Une mission hindoue a été accueillie avec de grandes fêtes en septembre 1919 à Samara ; à la fin d’octobre, Lénine a reçu une mission afghane à Moscou, en même temps que les délégués des Soviets de Tachkent. Trotski a créé dernièrement une nouvelle académie militaire à Kazan ; on y forme des officiers musulmans destinés à encadrer les contingents musulmans de Russie, du Turkestan, bientôt peut-être des Indes. Le régime bolchevik aboutit ainsi à une nouvelle conquête de « la Sainte Russie » par Mahomet.

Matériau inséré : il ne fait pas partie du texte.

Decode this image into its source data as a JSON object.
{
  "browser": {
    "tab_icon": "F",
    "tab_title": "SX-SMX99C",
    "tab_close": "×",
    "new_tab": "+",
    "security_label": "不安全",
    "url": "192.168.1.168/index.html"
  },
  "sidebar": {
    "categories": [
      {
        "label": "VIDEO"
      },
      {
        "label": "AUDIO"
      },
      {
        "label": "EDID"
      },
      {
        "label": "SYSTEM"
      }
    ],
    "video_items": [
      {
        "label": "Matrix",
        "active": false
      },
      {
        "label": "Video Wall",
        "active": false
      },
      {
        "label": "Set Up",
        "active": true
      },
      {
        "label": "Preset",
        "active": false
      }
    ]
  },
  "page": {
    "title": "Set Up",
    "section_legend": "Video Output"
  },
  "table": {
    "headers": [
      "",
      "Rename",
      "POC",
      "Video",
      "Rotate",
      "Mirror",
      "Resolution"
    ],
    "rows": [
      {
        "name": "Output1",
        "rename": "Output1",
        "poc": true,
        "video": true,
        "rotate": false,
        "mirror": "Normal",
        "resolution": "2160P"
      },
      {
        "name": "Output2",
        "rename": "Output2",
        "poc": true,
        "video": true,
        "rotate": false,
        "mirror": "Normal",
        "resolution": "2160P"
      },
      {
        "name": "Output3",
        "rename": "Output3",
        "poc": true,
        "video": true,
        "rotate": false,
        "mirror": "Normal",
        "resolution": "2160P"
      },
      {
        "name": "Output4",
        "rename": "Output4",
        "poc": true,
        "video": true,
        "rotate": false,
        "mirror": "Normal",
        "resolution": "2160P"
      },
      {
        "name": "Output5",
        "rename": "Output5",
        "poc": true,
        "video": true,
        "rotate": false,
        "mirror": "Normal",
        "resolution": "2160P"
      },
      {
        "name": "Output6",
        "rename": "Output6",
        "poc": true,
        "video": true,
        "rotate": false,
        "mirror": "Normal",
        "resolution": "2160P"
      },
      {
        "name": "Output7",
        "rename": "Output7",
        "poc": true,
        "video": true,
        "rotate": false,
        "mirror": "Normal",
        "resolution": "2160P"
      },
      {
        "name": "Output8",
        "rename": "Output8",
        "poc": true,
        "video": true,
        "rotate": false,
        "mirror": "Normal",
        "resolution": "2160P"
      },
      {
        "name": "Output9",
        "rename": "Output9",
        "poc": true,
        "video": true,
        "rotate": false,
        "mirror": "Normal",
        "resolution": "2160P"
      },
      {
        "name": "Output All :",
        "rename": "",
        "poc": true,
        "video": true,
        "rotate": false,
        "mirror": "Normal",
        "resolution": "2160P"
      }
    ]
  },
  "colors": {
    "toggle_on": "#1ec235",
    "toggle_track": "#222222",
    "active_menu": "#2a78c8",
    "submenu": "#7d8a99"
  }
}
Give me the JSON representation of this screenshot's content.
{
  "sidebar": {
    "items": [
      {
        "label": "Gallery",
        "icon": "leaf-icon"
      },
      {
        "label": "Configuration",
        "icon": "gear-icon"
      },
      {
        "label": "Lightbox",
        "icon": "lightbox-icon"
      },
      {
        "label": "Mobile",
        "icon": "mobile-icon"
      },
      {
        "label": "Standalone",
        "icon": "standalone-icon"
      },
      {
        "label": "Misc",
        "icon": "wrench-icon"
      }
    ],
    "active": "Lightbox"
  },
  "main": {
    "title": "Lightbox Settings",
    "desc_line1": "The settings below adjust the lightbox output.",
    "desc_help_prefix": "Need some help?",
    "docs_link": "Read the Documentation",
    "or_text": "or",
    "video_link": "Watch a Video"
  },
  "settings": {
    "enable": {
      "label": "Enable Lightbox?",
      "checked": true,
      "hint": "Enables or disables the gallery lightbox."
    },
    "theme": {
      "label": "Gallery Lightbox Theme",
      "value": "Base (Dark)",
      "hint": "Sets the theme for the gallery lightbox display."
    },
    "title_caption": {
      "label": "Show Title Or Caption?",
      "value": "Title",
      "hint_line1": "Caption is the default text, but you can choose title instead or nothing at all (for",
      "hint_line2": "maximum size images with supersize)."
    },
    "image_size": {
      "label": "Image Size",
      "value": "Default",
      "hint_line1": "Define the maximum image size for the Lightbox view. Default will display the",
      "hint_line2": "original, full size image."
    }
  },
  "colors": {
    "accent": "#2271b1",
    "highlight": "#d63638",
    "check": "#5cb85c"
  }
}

Mais toutes ces intrigues, tous ces plans à longue portée, sont-ils autre chose qu’un trompe-l’œil, une vaine menace ? Le but des bolcheviks n’était-il pas tout simplement de mettre hors de cause Koltchak et Denikine, puis de conclure une paix avec les Puissances européennes et le Japon ? Leurs menées asiatiques sont-elles autre chose qu’un moyen de faire pression sur les Alliés et notamment sur l’Angleterre ? Peut-être pourrait-on le croire si n’intervenait ici un fait nouveau et capital : l’entente du nationalisme turc et du bolchévisme russe.